At some point I looked at the 65,000 lines and asked myself what I was actually using versus what I had built because it seemed like the right thing to build, and the answer was uncomfortable: I was using the Telegram transport, the memory system, the scheduling, and the Claude CLI integration, and everything else was infrastructure for a system I’d imagined rather than the one I needed.

Built vs. Used: The Cost of Overengineering — V1's imagined system versus V2's essential system

So I rewrote it.

The bot factory

The rewrite landed as a single commit.

One Commit

394

files changed

9,337

added

65,904

deleted

I tagged the old version as v1.0.0 and moved it to a branch, and started fresh in TypeScript with Bun.

The new architecture is almost embarrassingly simple: about 1,000 lines in the core, each bot running as its own isolated process with its own systemd service and workspace. Adding a new bot is:

terminal

$ make new-bot NAME=mybot \
    BRAIN=doctor SKILLS=memory,scheduler

Changing a personality is editing a markdown file, and skills are pluggable symlinks that load at session start without touching the core.

There’s no embedded dashboard, no multi-transport layer, no 15-package dependency graph, just bots talking through Telegram using Claude Code’s headless mode instead of PTY hacks, consuming less resources than the V1 binary did sitting idle.

The agent rewrote itself

The part I find most interesting is that Cleiton helped build V2.

The agent running on V1 participated in designing its own replacement, because we talked through the architecture decisions together, iterated on the brain system and skill marketplace in conversation, and the agent generated code that I reviewed and adjusted. The skills, the Makefile, the bot isolation pattern, all of it came out of conversations with the system that was about to be replaced.

There’s something poetic about an agent helping you tear down the house it lives in so you can build a better one, but the practical side is more interesting: it didn’t have opinions about preserving its own complexity, it didn’t argue for keeping the 15 packages or the embedded dashboard, and when I described what I actually needed, it just designed something simpler, because it doesn’t have ego about code it wrote last week.

What I took from this

The whole journey from V1 to V2 keeps coming back to one thing: I built what I thought a system should look like instead of what I actually needed.

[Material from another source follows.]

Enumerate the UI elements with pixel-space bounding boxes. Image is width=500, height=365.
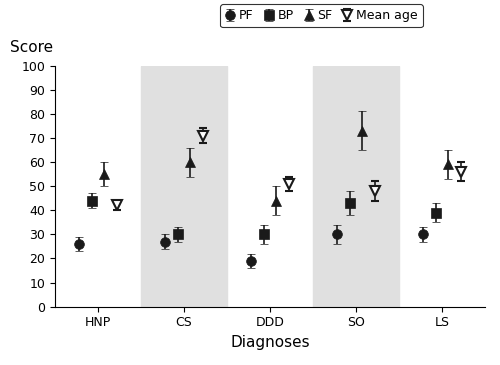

What caught me by surprise was that tools designed for humans don’t automatically work for agents, because Slack and Linear seem like obvious choices for communication and task management but they’re interfaces for human cognition, and bolting them onto an agent system just added friction where I expected it to save time.

Choosing Go for performance turned out to be the wrong optimization when I was still figuring out what to build, because it gave me a fast binary but took away the ability to iterate quickly, and for a system where the whole point is rapid experimentation, that tradeoff was backwards.

And I keep learning that agents need tuning the way instruments need tuning, not once but constantly, because they plan in days and weeks when they could execute in minutes, and if you don’t recalibrate for that you end up with human-shaped processes running at machine speed.

65k

lines of Go

15+ coupled packages

PTY → tmux hacks

Embedded dashboard

Slack + Linear

Full rebuild per change

lines of TypeScript

Isolated bot processes

Claude Code headless

Pluggable skills

Telegram only

Edit markdown, done

65,000 lines of code is not an achievement. 1,000 lines that do the same job is.